La maladie de Graves partage de nombreuses caractéristiques immunologiques avec la thyroïdite auto-immune, ce qui signifie qu'un hypothyroïdisme auto-immun survient souvent après des années de traitement réussi à base de médicaments antithyroïdiens.

La maladie de Graves se caractérise par la production de TSH-R stimulant les anticorps. Cela provoque un hyperthyroïdisme soutenu et entraîne la formation d'un goitre ferme et diffus caractéristique de la maladie. La maladie de Graves est la cause la plus courante d'hyperthyroïdisme, représentant environ 60 à 80 % des cas recensés.
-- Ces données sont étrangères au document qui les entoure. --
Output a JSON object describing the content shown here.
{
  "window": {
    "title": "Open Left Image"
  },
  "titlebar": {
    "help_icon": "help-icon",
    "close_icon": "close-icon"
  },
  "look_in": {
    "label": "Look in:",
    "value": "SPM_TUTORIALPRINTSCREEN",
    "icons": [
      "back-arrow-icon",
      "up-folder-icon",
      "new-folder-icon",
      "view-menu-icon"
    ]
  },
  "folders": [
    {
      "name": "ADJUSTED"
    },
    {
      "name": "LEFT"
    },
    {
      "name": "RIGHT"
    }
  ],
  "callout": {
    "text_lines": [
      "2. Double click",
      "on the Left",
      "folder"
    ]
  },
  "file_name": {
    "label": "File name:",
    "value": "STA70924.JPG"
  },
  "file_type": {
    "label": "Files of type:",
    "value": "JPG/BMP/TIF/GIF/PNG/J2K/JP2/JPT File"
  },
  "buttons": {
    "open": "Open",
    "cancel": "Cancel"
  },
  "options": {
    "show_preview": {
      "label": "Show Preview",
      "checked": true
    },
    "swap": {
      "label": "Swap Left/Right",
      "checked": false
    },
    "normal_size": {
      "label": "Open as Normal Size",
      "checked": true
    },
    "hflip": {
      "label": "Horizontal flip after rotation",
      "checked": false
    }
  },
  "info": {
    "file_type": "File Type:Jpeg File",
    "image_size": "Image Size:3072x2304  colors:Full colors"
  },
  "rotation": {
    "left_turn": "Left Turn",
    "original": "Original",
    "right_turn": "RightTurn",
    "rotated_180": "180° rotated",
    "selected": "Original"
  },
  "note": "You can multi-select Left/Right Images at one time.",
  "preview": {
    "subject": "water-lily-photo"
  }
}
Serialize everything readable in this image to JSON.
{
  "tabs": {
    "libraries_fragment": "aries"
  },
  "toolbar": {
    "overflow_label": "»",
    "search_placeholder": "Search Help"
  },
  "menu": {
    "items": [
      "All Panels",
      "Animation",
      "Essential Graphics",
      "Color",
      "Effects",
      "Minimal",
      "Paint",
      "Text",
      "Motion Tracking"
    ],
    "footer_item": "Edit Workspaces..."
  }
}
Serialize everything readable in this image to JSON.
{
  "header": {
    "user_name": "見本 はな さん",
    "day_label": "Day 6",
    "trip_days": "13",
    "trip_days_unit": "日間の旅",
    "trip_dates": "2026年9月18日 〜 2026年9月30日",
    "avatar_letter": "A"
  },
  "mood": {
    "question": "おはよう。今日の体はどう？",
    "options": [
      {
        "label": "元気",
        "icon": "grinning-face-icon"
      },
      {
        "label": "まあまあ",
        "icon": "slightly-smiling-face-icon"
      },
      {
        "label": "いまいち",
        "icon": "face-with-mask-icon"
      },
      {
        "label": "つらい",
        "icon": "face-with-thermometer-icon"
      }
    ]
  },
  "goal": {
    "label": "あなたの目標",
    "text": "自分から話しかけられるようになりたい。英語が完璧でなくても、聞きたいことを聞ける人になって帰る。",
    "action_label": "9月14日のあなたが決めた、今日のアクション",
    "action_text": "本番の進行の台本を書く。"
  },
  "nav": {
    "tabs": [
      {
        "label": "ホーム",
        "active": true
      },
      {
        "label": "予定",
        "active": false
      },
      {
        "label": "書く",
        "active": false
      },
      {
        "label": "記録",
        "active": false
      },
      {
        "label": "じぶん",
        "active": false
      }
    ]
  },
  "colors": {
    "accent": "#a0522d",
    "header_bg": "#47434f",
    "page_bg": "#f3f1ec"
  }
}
En Europe, la prévalence est d'environ 1 % chez les femmes âgées de 35 à 60 ans, avec une fréquence 5 à 10 fois moins importante chez les hommes. Plus de 90 % des patients atteints de la maladie de Graves développent une ophtalmopathie associée à la thyroïde. La maladie cliniquement manifeste est observée chez environ 50 % des patients, entraînant une asynergie oculopalpébrale et une rétraction de la paupière supérieure, ainsi qu'une compression nerveuse, à des fréquences moindres. L'ophtalmopathie congestive sévère touche moins de 5 % des patients.